As Honda re-enters Formula One this year,
partnering with McLaren's MP4-30 chassis and 1.6 litre Turbo V6
I can’t
help reflecting on its glorious F1 history, beginning in 1964.
A few weeks ago as I roared along Florida’s
Interstate 95 revving an S2000 to 8,000rpm,
and then wrote about meeting Shigeru Uehara,
the designer of the original NSX and S2000 in 1989,
it’s important to remember that in 1964 Honda was totally and completely
responsible for its F1 car and engine, without any help from outsiders.
Soichiro Honda was dedicated to winning a
Formula One race with his own team, and turned to Yoshio Nakamura to create the
chassis and Tadashi Kume to design the engine.
Tadashi Kume |
In addition Honda designed its
own six-speed sequential transmission. It was pure Japanese inspiration to the
core.
The first car was the RA270, and the engine
a 1.5 litre V12 producing 230hp.
As Ron Dennis has warned that this year’s F1
season will be a testing and development era for the chassis and engine combo,
so 1964 and 1965 turned out to be challenging seasons for the fledgling
Japanese F1 team.
It wasn’t until the final round in 1965, the
Mexican Grand Prix, that American Richie Ginther won the first race for Honda,
celebrating with Nakamura.
This was the great RA271, a formidable
racing car with astonishing standing start acceleration.

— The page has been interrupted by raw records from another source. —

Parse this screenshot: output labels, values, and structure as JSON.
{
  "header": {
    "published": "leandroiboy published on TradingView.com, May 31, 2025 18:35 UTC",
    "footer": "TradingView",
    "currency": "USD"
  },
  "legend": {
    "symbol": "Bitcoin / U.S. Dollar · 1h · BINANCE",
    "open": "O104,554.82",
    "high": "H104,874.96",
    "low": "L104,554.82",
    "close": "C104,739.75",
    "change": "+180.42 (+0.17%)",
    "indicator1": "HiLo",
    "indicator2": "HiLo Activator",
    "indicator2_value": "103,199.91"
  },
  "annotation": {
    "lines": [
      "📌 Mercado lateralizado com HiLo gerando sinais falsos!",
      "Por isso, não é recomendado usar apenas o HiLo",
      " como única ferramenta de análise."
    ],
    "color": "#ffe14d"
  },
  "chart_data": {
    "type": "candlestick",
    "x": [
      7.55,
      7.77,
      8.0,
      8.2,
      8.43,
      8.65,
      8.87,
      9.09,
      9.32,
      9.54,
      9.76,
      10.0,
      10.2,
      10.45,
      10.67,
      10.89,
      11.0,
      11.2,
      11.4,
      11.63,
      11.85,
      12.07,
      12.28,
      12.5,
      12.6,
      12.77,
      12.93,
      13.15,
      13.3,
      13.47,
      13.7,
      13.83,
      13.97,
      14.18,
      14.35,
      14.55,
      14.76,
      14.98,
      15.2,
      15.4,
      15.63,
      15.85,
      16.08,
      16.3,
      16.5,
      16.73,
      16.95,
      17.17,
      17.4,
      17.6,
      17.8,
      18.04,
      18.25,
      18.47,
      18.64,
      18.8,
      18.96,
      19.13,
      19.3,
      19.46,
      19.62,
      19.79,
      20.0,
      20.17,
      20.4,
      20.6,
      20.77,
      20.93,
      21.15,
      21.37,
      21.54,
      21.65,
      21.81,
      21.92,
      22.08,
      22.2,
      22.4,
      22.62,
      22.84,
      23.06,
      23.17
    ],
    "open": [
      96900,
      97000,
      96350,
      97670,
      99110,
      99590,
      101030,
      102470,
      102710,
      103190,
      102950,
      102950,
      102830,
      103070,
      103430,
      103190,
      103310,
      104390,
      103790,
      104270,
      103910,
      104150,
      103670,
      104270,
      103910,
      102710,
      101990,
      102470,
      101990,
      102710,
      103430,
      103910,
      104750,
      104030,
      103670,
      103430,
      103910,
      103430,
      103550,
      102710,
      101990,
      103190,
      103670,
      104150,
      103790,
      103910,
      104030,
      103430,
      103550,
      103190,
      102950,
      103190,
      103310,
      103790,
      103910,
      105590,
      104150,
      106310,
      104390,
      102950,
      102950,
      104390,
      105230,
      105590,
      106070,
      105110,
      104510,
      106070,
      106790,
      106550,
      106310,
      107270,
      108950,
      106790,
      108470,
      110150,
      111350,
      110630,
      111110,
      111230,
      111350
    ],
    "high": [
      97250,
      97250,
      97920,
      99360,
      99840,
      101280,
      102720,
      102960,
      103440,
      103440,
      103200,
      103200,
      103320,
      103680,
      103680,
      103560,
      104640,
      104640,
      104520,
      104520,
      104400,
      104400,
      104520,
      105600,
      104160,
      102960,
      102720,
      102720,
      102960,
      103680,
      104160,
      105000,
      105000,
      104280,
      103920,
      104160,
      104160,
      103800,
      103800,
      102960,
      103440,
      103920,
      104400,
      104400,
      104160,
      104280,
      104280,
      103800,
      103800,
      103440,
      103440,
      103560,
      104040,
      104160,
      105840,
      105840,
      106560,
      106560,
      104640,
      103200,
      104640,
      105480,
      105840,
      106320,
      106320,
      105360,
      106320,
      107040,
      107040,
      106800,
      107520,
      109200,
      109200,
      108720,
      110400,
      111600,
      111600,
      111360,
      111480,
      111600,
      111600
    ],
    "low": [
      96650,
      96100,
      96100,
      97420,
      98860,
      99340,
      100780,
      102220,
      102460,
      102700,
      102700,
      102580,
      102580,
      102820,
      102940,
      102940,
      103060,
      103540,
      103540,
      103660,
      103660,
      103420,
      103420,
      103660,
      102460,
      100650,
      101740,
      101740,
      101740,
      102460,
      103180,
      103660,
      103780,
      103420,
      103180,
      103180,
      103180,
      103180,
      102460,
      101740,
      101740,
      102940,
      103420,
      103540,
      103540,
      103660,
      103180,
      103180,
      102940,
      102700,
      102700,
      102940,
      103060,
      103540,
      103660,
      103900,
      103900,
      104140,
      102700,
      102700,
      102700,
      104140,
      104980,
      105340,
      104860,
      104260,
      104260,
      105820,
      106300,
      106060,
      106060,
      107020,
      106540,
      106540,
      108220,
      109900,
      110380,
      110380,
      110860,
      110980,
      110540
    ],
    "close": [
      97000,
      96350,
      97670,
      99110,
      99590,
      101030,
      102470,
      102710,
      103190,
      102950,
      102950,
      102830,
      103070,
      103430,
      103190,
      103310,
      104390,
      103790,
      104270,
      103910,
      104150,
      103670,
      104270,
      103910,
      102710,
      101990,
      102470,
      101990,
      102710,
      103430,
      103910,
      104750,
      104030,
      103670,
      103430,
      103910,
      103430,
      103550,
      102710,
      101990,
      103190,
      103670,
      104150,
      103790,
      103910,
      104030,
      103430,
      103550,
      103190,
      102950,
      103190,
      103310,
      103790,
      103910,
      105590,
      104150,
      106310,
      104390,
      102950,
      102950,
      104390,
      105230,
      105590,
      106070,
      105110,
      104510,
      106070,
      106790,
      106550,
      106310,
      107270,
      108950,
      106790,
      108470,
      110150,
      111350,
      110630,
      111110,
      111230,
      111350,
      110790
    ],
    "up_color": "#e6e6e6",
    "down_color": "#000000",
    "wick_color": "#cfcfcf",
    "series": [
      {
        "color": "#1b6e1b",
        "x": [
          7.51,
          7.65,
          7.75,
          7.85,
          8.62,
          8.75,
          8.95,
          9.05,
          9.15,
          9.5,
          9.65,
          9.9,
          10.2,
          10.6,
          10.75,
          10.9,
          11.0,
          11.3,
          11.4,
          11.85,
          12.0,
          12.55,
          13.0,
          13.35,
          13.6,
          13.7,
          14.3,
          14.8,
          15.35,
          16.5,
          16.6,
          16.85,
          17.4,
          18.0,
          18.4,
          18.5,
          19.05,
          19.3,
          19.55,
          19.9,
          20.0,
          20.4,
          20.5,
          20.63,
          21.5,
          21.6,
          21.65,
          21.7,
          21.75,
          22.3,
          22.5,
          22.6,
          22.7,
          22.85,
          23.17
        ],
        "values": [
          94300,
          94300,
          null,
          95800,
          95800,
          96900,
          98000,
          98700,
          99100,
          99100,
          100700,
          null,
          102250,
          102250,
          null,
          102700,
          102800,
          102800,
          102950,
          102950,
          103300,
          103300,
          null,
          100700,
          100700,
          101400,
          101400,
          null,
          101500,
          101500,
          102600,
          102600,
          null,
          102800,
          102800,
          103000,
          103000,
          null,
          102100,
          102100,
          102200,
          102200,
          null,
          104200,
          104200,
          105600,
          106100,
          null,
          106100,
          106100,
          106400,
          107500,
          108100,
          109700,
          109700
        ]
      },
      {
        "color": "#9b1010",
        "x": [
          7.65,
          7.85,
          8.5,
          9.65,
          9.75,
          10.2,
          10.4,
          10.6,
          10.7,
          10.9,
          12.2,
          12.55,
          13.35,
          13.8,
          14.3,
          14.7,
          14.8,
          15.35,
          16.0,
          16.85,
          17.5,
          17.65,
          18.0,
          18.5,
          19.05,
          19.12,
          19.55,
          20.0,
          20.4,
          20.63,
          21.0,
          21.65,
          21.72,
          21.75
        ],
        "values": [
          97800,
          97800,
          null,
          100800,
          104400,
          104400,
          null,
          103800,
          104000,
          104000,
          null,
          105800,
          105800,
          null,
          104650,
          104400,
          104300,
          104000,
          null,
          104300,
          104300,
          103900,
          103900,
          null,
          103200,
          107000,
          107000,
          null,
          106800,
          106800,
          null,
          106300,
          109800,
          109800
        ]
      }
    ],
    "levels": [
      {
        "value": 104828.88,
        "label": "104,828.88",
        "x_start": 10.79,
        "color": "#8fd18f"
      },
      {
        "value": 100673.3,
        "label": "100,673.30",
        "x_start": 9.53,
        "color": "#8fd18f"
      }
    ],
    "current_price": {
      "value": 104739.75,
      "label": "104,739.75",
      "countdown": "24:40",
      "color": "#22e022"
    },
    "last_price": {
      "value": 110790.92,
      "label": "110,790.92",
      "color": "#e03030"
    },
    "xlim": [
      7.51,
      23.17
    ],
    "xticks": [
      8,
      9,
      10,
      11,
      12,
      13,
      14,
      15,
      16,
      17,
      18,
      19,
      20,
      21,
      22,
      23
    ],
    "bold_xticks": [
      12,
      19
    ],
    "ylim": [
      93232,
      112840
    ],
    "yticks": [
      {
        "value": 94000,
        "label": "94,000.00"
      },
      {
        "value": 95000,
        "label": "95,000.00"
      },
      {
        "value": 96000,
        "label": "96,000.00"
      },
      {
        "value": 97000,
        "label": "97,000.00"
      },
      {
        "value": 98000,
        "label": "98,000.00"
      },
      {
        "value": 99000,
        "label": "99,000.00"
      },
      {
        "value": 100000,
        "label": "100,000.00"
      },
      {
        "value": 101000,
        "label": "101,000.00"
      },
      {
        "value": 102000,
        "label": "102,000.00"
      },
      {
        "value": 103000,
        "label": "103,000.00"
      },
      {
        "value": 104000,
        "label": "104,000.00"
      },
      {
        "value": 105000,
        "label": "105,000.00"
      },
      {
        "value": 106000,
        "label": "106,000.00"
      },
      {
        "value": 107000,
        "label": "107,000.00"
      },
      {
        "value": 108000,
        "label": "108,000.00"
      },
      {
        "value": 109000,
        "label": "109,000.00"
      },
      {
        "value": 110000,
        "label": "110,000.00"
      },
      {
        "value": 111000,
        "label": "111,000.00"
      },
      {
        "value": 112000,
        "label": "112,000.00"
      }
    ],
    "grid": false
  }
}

The V12 engine was mounted transversely,
which made the car much wider than its competitors, and it was also slightly
heavier, but its technical superiority ensured it would make its mark in the F1
history books.
Honda RA272 at Spa Francorchamps |
In its later F1 efforts, Honda chose just
to provide engines to both Williams and McLaren, with Ayrton Senna bringing
home the bacon time and again.
Honda established itself as an
engineering-led company, where engineering excellence was behind its product
development, pushed by Mr. Honda personally.
When Soichiro died, and the ‘boy’s
club’ of Nakamura, Kume, Yamamoto and Kawamoto retired, the company fell into
the hands of its Marketing department, in time becoming a slave to the whims
of the US market, where it had invested heavily in one of the first US-based
Japanese manufacturing plants.
Today, there are glimpses of engineering
brilliance shining through the marketing BS, and Honda is still a company with
impressive engineering credentials, but back in the 60s and 70s those of us working in
the automotive media recognized Honda’s holistic engineering integrity and
inventive spirit was truly driving the company.
It was such a pleasure to sit down with
Honda engineers whenever they attended a new model launch. They were all
sincere, skilled and sophisticated thinkers who contributed a great deal to
Honda’s growing reputation for excellence.
Most important, they loved car-talk!
Honda is really bombing during its re-entry to Formula 1. Alonso must be kicking himself for leaving Ferrari, but is probably being paid $10 million-plus and laughing all the way to the tapas bar.